I have a question about following argument I found in these notes on Mackey functors:
(2.1) LEMMA. (page 6) Let $G$ be a finite group and $J$ any subgroup. Whenever $H$ and $K$ are subgroups of $J$, there is a pullback diagram of $G$-sets
$$ \require{AMScd} \begin{CD} \Omega @>{} >> G/K \\ @VVV @VVV \\ G/H @>{}>> G/J \end{CD} $$
where we have Mackey double coset decomposition $\Omega= \coprod_{x \in [H\backslash J/K]}G/(H \cap x^{-1}Kx)$
The proof shows by hand for the special case $G=J$ that the pullback in
$$ \require{AMScd} \begin{CD} J/K \times J/H @>{} >> J/K \\ @VVV @VVV \\ J/H @>{}>> J/J = \{*\} \end{CD} $$
is given by decomposition $J/K \times J/H= \coprod_{x \in [H\backslash J/K]}J/(H \cap x^{-1}Kx)$ and then claims then claims that the result follows from application of the usual induction functor $\text{Ind}^G _J: (J-\text{Set}) \to (G-\text{Set})$ sending a $J$-set $S$ to $G$-set $G \times_J S$.
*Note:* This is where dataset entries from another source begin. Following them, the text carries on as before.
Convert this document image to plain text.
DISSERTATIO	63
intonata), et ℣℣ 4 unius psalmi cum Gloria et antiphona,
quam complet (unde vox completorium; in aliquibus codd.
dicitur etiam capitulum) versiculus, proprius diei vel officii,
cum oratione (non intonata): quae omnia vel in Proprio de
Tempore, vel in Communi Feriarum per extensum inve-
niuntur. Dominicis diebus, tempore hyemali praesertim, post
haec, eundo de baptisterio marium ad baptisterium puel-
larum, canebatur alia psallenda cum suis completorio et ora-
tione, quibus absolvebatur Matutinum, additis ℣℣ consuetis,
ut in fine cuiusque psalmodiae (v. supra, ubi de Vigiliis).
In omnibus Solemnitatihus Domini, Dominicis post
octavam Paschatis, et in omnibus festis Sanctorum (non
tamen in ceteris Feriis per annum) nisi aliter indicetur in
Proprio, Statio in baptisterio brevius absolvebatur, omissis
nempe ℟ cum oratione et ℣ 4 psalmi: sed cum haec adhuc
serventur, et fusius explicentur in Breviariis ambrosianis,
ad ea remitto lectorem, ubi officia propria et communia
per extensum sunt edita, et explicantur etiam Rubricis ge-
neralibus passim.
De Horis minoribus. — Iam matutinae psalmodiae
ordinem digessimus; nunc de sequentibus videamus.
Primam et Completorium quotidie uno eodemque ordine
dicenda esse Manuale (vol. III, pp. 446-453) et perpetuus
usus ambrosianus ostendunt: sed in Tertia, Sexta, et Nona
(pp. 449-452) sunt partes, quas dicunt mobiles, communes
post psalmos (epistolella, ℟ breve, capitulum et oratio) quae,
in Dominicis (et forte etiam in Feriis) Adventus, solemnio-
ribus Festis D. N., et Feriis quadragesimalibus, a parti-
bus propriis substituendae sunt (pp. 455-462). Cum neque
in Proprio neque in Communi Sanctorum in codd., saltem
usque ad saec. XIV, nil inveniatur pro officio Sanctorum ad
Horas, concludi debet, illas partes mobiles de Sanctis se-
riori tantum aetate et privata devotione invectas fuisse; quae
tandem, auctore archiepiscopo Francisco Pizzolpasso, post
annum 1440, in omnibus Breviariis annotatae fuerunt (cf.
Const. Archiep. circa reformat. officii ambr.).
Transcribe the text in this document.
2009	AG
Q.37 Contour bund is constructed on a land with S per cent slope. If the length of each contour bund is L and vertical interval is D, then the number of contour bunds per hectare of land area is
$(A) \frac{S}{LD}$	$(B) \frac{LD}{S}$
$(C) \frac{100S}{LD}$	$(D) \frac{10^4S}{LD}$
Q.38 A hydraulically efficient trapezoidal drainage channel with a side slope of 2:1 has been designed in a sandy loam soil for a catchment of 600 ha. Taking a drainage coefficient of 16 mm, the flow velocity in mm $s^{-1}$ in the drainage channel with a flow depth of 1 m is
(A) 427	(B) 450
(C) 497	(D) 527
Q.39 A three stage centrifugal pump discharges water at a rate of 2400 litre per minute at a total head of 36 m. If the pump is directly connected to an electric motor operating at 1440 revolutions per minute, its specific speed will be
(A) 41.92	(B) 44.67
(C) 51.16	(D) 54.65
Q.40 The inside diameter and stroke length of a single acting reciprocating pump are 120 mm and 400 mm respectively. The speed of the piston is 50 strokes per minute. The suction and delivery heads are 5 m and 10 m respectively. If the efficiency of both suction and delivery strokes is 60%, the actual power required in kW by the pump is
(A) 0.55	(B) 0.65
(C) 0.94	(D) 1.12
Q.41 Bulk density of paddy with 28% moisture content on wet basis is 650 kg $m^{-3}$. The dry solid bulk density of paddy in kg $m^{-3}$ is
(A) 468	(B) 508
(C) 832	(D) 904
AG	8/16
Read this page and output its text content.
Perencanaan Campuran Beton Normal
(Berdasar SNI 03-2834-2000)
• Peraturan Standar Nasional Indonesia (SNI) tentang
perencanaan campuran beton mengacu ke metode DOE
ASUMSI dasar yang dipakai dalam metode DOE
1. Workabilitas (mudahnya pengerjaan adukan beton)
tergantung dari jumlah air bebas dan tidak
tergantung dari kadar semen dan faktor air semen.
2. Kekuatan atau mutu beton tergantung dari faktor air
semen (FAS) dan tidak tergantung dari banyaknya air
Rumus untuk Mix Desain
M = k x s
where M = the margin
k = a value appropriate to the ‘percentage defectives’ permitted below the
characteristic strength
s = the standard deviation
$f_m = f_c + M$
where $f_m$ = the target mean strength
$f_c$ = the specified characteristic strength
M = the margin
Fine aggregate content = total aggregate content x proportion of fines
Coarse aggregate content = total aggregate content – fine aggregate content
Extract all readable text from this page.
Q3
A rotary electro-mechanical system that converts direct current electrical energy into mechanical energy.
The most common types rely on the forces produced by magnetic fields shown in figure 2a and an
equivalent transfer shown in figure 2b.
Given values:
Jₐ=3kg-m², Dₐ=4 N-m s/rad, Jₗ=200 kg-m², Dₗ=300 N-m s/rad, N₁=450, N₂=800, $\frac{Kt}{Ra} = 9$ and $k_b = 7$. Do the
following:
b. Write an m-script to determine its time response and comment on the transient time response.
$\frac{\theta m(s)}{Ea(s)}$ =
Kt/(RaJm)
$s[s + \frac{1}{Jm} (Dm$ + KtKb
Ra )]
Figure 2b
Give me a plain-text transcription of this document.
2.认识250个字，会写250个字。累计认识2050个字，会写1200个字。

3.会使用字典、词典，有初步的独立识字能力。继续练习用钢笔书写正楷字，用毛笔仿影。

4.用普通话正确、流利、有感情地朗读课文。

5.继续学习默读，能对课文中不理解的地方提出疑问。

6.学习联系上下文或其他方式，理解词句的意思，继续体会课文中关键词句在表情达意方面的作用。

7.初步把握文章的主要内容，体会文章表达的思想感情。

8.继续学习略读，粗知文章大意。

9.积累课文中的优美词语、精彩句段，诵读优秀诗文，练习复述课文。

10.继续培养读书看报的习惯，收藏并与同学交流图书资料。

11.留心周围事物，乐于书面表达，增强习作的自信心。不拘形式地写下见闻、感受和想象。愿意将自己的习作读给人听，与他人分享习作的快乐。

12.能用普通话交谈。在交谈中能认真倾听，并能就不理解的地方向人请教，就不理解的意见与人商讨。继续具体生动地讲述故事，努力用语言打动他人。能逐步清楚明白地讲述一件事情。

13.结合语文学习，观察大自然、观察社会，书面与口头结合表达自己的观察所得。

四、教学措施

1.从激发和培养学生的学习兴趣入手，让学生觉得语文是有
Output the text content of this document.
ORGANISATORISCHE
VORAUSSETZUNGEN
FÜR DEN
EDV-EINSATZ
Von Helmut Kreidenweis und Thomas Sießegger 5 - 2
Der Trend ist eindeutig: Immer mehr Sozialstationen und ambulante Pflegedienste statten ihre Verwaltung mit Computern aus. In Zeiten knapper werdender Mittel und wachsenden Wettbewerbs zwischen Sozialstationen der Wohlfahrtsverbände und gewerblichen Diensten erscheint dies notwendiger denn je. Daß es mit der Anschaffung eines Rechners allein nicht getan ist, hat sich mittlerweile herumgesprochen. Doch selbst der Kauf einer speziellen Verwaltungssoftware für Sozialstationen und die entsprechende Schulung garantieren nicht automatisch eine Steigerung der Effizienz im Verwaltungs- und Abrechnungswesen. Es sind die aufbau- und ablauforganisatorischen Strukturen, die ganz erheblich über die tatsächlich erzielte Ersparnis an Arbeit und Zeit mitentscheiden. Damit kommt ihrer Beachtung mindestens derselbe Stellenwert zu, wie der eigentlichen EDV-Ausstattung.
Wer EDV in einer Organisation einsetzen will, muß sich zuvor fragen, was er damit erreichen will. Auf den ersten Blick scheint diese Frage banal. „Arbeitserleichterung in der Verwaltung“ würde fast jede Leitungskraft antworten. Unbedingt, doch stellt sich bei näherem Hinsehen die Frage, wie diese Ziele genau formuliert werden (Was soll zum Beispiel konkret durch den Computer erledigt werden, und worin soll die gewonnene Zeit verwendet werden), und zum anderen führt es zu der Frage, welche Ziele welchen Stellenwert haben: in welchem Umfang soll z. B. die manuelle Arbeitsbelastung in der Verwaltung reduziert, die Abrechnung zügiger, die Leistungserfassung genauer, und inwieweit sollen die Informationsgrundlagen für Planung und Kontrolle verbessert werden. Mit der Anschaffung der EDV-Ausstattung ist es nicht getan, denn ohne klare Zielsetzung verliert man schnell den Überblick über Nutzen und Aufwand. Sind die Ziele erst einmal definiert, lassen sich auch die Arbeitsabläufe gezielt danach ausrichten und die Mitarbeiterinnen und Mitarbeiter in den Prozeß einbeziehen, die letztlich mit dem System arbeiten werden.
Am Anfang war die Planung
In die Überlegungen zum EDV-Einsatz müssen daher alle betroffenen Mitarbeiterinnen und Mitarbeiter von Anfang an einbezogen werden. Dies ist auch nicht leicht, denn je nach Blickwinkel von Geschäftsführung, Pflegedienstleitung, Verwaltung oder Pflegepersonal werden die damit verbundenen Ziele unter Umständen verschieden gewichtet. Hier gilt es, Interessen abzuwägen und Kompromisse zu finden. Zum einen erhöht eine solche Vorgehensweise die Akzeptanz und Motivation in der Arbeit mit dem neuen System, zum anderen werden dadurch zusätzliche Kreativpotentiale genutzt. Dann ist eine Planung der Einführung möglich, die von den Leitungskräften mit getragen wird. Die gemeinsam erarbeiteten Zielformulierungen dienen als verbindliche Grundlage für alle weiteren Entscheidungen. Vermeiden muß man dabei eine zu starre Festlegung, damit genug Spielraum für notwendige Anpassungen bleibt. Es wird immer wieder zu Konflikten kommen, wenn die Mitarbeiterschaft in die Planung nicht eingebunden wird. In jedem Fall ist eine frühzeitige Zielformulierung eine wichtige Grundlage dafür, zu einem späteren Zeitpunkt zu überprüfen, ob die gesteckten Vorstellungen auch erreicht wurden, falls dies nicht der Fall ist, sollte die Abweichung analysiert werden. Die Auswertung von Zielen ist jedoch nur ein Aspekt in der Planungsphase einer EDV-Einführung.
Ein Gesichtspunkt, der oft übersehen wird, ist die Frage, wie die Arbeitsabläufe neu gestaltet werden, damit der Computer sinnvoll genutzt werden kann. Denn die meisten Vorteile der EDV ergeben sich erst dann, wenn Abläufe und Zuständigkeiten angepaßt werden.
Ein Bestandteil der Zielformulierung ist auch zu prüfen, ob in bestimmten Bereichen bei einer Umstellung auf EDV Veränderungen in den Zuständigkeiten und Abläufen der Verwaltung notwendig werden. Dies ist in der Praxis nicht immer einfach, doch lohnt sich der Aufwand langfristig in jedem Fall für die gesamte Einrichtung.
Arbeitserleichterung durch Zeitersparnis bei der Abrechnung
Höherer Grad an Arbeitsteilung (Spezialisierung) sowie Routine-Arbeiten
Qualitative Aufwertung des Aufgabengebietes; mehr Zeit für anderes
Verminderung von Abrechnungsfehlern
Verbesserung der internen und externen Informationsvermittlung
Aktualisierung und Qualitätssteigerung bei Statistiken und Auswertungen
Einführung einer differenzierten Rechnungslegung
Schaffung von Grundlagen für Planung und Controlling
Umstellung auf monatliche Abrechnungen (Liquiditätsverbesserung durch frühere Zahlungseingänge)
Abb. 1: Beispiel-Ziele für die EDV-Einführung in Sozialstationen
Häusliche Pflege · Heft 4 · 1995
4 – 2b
Question: Why this functor preserves limits (eg a pullback as in this case). It is well known that the induction functor $\text{Ind}^G _J$ is left-adjoint to usual restriction functor $\text{Res}^J _G$, and therefore definitely preserves colimits. But the pullback in the question is a limit, so I not understand why the induction functor applied to $J/K \times J/H$ from the special case preserves the limit/ pullback property.
A remark: I found googling this problem several alternative proofs of the claimed decomposition formula, but the objection of this question is really to understand why this argument given by Webb in the linked notes works, ie why in this situation the induction functor commutes with the pullback.